Destroy them. Did I already, so casually, plan murder? But it's war, I insisted to myself, and wondered then who had declared it and why I thought I was on the good side. I need not ask the earth on this one, I realized. This time it wasn't a matter of eating vegetables. I meant to kill men, kill them in cold blood, kill them for a noble cause, but kill them just the same.

Was the cause really noble? Was I striking a blow for Mueller's independence? From what? Perhaps these illuders were actually doing something valuable for our miserable planet. They were ending the bloodshed, weren't they? Ending the competition among Families, unifying the planet to achieve a common purpose.

No. Wrong. They were not ending the competition. They were winning it by fraud, and that was a different matter. It struck me as being unfair.

Which is, after all, the only way any man decides what is right and what is wrong-- how it seems to him. To me, this was wrong. Other men's minds were solving the problems of the universe. Other men's blood and genes had gone into winning the iron Mueller had taken from the Ambassador. And those minds and that blood were being stolen without anyone's knowledge that the crime was even taking place.

I remembered being a radical regenerative. I remembered standing at the window, observing the pens, imagining myself among the monsters of many legs and arms who were fed from troughs and denied even the slightest shred of humanity. It was cruel, though how else rads could have been treated God only knew. Still, even that cruelty might have been bearable, or at least partly bearable, because the rads knew that they were doing it for Mueller. Doing it to ensure that their families and their families' families would be the ones to get offworld, would be the ones to make the starships and go out into space and be free.

If that hope had helped keep them sane, it was a terrible thing to turn it into a lie and have their suffering and loneliness and loss of humanity be for a race of strangers who insinuated themselves into families.
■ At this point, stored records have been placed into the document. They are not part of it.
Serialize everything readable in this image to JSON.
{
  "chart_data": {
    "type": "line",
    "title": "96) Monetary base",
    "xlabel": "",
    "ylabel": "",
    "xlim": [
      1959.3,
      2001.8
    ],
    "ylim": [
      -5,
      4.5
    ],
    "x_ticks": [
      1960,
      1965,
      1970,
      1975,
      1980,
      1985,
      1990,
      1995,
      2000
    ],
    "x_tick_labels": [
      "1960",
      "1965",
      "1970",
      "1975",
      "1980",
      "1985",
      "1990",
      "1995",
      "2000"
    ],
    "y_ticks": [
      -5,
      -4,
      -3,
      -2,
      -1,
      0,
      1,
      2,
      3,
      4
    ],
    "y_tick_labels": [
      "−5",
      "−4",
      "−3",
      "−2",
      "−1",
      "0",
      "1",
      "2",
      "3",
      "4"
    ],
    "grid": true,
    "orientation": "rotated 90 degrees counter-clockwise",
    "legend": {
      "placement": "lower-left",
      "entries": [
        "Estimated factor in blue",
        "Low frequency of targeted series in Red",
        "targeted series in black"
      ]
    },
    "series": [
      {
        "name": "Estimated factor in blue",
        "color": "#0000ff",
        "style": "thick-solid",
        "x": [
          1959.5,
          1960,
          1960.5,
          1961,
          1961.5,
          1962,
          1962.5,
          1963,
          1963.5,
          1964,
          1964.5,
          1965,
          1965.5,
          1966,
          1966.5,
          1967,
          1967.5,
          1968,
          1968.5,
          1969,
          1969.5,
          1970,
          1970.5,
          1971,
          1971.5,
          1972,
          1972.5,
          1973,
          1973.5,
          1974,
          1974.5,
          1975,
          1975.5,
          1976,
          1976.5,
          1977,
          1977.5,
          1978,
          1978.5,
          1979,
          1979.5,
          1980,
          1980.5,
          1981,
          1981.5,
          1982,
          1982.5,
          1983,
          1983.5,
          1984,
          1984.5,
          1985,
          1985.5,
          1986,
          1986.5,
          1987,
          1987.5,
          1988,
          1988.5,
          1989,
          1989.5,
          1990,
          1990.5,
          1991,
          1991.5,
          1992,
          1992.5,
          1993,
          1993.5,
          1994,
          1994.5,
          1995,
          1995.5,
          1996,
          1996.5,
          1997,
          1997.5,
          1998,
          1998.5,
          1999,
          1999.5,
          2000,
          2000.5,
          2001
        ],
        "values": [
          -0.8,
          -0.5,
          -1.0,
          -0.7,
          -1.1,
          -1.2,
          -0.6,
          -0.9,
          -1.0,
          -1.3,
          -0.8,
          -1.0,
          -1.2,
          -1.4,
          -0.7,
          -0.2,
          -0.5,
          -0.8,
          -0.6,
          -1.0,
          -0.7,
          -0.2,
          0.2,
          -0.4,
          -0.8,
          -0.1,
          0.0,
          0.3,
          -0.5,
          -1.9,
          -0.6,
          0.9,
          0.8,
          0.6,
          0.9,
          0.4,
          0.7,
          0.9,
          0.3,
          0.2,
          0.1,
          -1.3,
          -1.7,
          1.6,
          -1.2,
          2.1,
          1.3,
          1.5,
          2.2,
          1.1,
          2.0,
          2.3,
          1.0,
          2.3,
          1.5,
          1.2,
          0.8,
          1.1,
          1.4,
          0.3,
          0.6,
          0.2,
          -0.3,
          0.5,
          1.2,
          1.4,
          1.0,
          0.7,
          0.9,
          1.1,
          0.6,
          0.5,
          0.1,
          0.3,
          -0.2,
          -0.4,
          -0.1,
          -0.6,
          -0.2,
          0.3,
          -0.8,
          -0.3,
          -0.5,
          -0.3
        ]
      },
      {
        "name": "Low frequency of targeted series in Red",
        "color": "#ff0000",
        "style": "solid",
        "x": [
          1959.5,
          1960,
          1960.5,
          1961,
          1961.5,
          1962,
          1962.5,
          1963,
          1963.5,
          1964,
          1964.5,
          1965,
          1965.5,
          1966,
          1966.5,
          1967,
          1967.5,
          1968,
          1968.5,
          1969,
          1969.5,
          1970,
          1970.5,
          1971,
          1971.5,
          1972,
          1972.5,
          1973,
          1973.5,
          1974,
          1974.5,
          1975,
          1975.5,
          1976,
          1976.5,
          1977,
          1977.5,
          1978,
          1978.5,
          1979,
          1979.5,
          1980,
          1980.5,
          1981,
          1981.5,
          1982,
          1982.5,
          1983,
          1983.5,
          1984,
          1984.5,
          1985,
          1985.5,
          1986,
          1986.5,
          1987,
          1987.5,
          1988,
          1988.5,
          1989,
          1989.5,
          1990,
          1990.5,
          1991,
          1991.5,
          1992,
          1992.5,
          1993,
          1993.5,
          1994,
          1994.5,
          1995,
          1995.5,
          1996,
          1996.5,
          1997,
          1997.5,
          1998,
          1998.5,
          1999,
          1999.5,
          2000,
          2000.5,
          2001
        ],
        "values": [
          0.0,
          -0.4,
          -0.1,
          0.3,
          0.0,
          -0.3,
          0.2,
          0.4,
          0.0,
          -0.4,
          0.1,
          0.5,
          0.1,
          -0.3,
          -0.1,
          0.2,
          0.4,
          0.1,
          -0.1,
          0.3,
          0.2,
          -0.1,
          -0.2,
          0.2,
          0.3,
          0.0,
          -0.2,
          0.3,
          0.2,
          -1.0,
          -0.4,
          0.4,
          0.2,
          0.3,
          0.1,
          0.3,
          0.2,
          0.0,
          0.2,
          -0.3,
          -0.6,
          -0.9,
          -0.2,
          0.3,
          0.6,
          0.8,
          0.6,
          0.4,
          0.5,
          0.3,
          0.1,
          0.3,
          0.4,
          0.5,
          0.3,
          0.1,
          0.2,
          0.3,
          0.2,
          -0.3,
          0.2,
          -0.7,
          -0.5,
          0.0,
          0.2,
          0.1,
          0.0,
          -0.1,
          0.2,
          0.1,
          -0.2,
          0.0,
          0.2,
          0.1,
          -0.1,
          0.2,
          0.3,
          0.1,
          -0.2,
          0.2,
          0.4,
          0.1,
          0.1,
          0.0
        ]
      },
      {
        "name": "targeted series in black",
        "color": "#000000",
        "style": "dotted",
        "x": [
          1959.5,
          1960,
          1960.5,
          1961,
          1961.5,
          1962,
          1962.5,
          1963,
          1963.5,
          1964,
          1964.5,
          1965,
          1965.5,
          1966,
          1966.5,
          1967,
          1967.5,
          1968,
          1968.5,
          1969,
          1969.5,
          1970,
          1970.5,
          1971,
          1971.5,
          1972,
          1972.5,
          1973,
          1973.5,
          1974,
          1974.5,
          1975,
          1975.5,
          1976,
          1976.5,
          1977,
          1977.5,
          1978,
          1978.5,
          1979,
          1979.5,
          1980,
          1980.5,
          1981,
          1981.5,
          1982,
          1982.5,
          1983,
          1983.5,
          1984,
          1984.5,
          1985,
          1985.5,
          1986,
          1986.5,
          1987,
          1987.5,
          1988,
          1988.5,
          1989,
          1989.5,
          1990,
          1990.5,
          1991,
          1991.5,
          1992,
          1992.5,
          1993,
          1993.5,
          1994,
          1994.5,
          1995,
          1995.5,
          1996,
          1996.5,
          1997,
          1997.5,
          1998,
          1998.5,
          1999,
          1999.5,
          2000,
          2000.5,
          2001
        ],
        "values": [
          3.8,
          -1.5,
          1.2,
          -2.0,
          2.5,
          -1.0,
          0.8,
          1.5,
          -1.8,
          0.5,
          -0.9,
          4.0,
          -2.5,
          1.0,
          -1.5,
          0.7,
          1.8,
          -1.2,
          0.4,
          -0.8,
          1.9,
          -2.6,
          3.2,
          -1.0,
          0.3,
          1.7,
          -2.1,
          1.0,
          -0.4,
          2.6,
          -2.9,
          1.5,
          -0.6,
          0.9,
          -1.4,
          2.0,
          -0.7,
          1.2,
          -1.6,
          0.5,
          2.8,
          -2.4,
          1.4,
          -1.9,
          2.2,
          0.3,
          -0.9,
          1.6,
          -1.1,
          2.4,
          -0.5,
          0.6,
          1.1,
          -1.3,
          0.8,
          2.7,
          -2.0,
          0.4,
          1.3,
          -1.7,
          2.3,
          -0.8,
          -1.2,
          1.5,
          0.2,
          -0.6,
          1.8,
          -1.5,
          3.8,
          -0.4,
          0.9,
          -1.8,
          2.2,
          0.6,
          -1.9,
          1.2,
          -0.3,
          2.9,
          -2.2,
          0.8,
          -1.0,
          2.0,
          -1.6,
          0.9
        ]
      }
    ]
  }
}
I hated Dinte. I had despised him before, but now I hated him. I pictured myself going into the palace at Mueller-on-the-River and walking up to him and going into quicktime and seeing the man who really was Vinte, the man pretending to be my brother, the man who had destroyed my father and robbed me of my inheritance; and when I saw him, I could picture myself killing him, and the picture gave me pleasure.

(I could remember the earth moaning with the cries of dying men, but I shut out that memory. Not that memory. Not today. I had blood to shed before I was ready for that memory again.)

But first, Percy Barton, Lord Barton's "son." I had to learn from him where he came from and who his people were, and then I'd destroy them all. If they could be destroyed. Was there any way to make an end to people who could appear to be something they were not, who could trade places with a man before your eyes and never have you notice, who could pretend to be your brother for years and never give you a clue?

How did they do it? How could I fight it?

As I descended from the hills of Humping, I felt a terrible sadness, because I knew I was leaving my truest home in order to go out and destroy my peace of mind and cause agony to the earth. I remembered the spokesman of the Schwartzes telling me, "Every man who dies at your hand will scream into your soul forever."

Almost I turned back. Almost I went back to Glain and Vran. Almost.

Instead I rode on for twelve days until I came to Gill, the capital of the Family of Gill, and also the capital of the empire called the East Alliance. In my days of travel, I had figured nothing out and knew no more than I had known before. I hadn't even taken elementary precautions, didn't even have the sense to arrive in quicktime, which is why they caught me in Gill and killed me.